Earlier this year Nvidia gave a sneak peak of B100 performance in a document covering its H200 GPU for AI and HPC. Based on the simplistic performance graph demonstrated by the company showed, we could expect a massive performance uplift compared to existing A100 and H100 GPUs. Performance in AI applications depend on many factors, including the number of parameters, performance of a memory subsystem (which depends on its bandwidth and capacity), code optimization and many others, so for now take performance estimates from Nvidia with a grain of salt. 
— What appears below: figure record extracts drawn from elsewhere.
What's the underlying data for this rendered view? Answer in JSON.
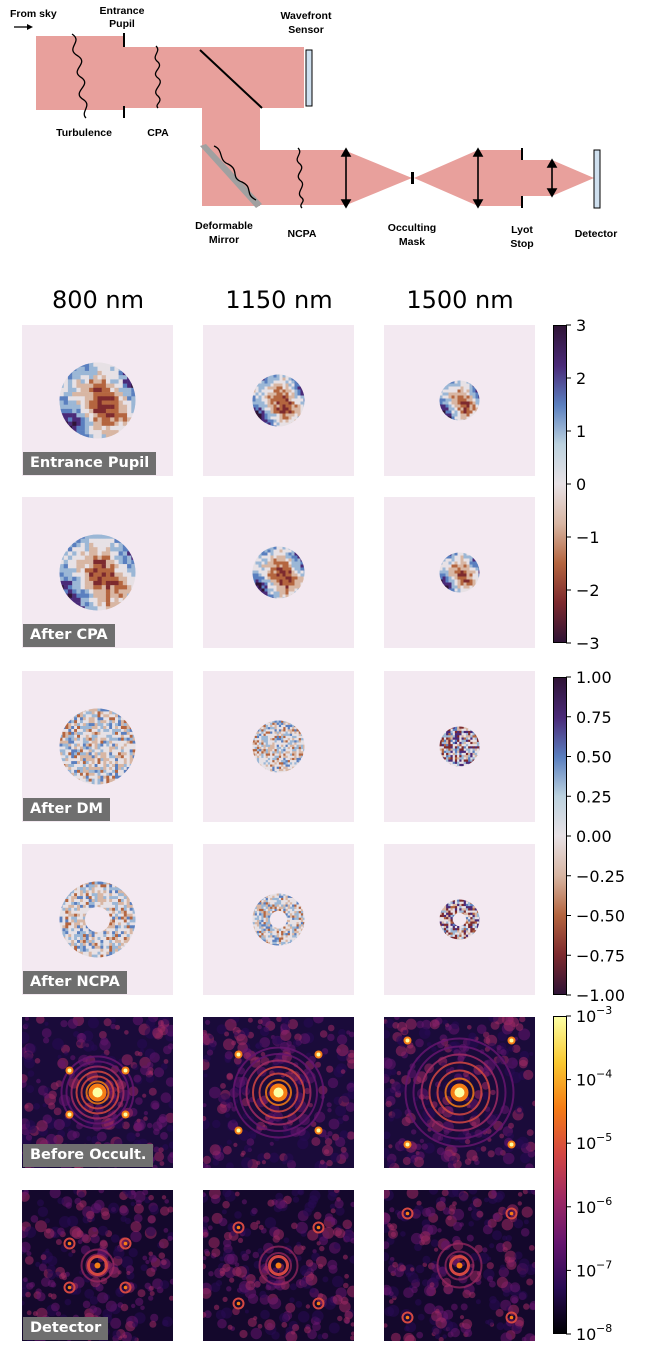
{
  "diagram": {
    "labels": {
      "from_sky": "From sky",
      "entrance_pupil_1": "Entrance",
      "entrance_pupil_2": "Pupil",
      "wavefront_1": "Wavefront",
      "wavefront_2": "Sensor",
      "turbulence": "Turbulence",
      "cpa": "CPA",
      "deformable_1": "Deformable",
      "deformable_2": "Mirror",
      "ncpa": "NCPA",
      "occulting_1": "Occulting",
      "occulting_2": "Mask",
      "lyot_1": "Lyot",
      "lyot_2": "Stop",
      "detector": "Detector"
    },
    "beam_color": "#e8a09c"
  },
  "columns": [
    "800 nm",
    "1150 nm",
    "1500 nm"
  ],
  "rows": [
    {
      "label": "Entrance Pupil",
      "kind": "phase_large"
    },
    {
      "label": "After CPA",
      "kind": "phase_large"
    },
    {
      "label": "After DM",
      "kind": "phase_small"
    },
    {
      "label": "After NCPA",
      "kind": "phase_ring"
    },
    {
      "label": "Before Occult.",
      "kind": "psf_bright"
    },
    {
      "label": "Detector",
      "kind": "psf_dark"
    }
  ],
  "colorbars": {
    "phase_large": {
      "ticks": [
        "3",
        "2",
        "1",
        "0",
        "−1",
        "−2",
        "−3"
      ]
    },
    "phase_small": {
      "ticks": [
        "1.00",
        "0.75",
        "0.50",
        "0.25",
        "0.00",
        "−0.25",
        "−0.50",
        "−0.75",
        "−1.00"
      ]
    },
    "log_intensity": {
      "ticks": [
        "10",
        "10",
        "10",
        "10",
        "10",
        "10"
      ],
      "exponents": [
        "−3",
        "−4",
        "−5",
        "−6",
        "−7",
        "−8"
      ]
    }
  },
  "colors": {
    "panel_bg": "#f3e9f1",
    "twilight_dark": "#2f1436",
    "twilight_blue": "#5a7fbf",
    "twilight_red": "#a3442f",
    "inferno_dark": "#0d0827",
    "inferno_bright": "#fcffa4"
  }
}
Nvidia's B100 in particular and Blackwell-based products in general clearly have potential. The new processors are expected to be produced on one of TSMC's N3 (3nm-class) process technologies so Nvidia will be able to increase transistor count (i.e., the number of execution units) and this alone will boost performance of the company's B100 processor. Furthermore, if rumors about Nvidia's B100 are correct and Nvidia opted for a multi-chiplet design, expect a dramatic increase in transistor count and the number of execution units, albeit at the cost of a massive power increase (which is expected to exceed 1,000W). 

The next-generation microarchitecture will inevitably increase performance as well. Finally, B100 will use faster memory than H100 and H200, so expect improvements on this front too. In short, with B100 we could see the biggest generation-to-generation performance gain in the recent years of Nvidia's GPUs.